The threat level indicates how likely it is that there will be a terrorist attack in the UK or against its citizens or interests abroad.

There are five levels of threat, which are listed below from the highest to the lowest:

  • critical - an attack is expected imminently
  • severe - an attack is highly likely
  • substantial - an attack is a strong possibility
  • moderate - an attack is possible but not likely
  • low - an attack is unlikely

Setting the threat level

The national threat level is set by the Security Service (MI5) and the Joint Terrorism Analysis Centre. It is based on information gathered by intelligence services and the police about known or suspected terrorist plots.

If a plot is believed to be near completion, the threat level could be raised. If a known plot has been stopped, and the plotters arrested, the threat level may be dropped.

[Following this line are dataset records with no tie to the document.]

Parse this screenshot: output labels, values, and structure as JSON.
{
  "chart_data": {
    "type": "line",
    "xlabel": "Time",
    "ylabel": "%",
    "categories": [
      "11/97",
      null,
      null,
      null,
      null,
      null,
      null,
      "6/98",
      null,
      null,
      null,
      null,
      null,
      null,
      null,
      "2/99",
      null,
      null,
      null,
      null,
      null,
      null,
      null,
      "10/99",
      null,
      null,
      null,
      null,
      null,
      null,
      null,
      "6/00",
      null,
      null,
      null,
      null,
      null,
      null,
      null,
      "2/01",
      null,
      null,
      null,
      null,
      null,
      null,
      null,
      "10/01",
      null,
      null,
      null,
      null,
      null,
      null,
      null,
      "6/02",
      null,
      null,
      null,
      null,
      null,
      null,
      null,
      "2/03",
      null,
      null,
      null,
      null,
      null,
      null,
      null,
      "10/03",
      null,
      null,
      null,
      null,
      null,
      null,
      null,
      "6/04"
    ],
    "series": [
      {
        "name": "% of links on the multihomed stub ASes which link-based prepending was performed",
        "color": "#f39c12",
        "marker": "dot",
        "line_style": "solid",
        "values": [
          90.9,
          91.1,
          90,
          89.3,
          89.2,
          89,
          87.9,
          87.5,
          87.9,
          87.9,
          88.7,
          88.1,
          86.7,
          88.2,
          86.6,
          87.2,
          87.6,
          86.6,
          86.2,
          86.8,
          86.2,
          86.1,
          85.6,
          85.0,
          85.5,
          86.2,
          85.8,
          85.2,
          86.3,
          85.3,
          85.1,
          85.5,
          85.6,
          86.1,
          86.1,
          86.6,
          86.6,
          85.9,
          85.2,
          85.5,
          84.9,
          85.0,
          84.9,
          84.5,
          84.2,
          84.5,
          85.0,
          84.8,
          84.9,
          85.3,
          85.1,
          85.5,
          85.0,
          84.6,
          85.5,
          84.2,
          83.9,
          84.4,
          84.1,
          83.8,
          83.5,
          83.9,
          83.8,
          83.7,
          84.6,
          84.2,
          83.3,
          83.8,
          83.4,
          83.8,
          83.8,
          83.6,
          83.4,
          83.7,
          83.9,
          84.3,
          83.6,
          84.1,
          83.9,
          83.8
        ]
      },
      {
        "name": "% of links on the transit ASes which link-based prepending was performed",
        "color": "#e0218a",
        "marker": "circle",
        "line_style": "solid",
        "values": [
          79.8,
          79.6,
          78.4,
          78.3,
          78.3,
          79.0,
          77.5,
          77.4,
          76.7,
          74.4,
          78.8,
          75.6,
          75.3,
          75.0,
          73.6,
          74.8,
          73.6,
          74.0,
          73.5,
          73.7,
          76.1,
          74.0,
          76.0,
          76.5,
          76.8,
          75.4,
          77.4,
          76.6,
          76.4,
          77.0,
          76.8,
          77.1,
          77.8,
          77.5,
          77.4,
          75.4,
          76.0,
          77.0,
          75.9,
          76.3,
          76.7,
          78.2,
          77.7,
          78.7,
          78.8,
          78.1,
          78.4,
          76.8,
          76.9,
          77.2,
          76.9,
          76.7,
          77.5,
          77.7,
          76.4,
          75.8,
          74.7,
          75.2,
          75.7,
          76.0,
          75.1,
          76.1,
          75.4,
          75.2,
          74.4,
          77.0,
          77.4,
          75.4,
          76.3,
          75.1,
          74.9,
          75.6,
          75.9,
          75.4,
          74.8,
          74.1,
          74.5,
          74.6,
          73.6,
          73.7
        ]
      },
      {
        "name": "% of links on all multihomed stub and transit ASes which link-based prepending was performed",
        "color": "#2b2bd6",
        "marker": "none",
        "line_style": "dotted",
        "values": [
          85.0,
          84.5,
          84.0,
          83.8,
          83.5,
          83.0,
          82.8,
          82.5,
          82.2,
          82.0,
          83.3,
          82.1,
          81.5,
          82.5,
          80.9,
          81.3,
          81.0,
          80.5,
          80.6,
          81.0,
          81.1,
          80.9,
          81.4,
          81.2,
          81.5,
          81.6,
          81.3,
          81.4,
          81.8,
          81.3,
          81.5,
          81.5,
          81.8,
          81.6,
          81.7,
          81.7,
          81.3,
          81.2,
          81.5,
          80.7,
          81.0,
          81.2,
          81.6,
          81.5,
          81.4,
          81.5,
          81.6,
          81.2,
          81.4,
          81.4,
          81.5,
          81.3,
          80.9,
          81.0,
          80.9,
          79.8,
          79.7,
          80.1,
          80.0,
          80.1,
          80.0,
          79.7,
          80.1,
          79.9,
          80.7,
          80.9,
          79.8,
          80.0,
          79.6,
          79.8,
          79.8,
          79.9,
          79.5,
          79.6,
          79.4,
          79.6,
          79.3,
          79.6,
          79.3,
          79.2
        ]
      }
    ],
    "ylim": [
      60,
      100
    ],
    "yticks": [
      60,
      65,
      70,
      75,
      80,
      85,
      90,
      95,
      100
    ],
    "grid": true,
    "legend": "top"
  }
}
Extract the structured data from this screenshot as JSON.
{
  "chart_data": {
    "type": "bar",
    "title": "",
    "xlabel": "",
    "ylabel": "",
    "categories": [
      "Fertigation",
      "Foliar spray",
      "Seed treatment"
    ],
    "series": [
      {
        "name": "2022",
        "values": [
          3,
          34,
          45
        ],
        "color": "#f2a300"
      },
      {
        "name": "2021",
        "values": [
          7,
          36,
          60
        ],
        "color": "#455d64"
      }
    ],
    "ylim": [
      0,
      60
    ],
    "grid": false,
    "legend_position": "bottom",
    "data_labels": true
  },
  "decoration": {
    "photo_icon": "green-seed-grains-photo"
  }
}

Threat levels do not have an expiry date, and can be changed at any time as the information available to security agents changes.

What should you do?

While it can be frightening when the threat level is raised, it is very unlikely that you’ll be caught up in an actual attack. Unless you’re told otherwise, you should go about business as usual and not be intimidated.

At the same time, though, it’s important not to become complacent.

You should always remain alert, look out for suspicious abandoned bags on public transport or in other crowded places. Make sure that you let the police know if you see any signs of terrorist activity.

What to do if an attack is underway

If you're at the scene of a terrorist bomb or other attack, it is crucial that you do what the emergency services tell you to.

If an attack happens and no emergency services have been called, dial 999 immediately.

If you're not at the scene but feel you or someone you know may be affected: Go in, Stay in and Tune in. Go indoors, stay there, and tune in to local radio and TV, which will give information and advice.

Reporting suspected terrorism

If you suspect somebody you know may be involved in terrorism in any way, you should report it to people who can help.

You can:

  • call 999 in an emergency
  • call the police counter-terrorism hotline on 0800 789 321
  • contact the Security Service (MI5) directly through their website

You can remain anonymous, and you may save lives.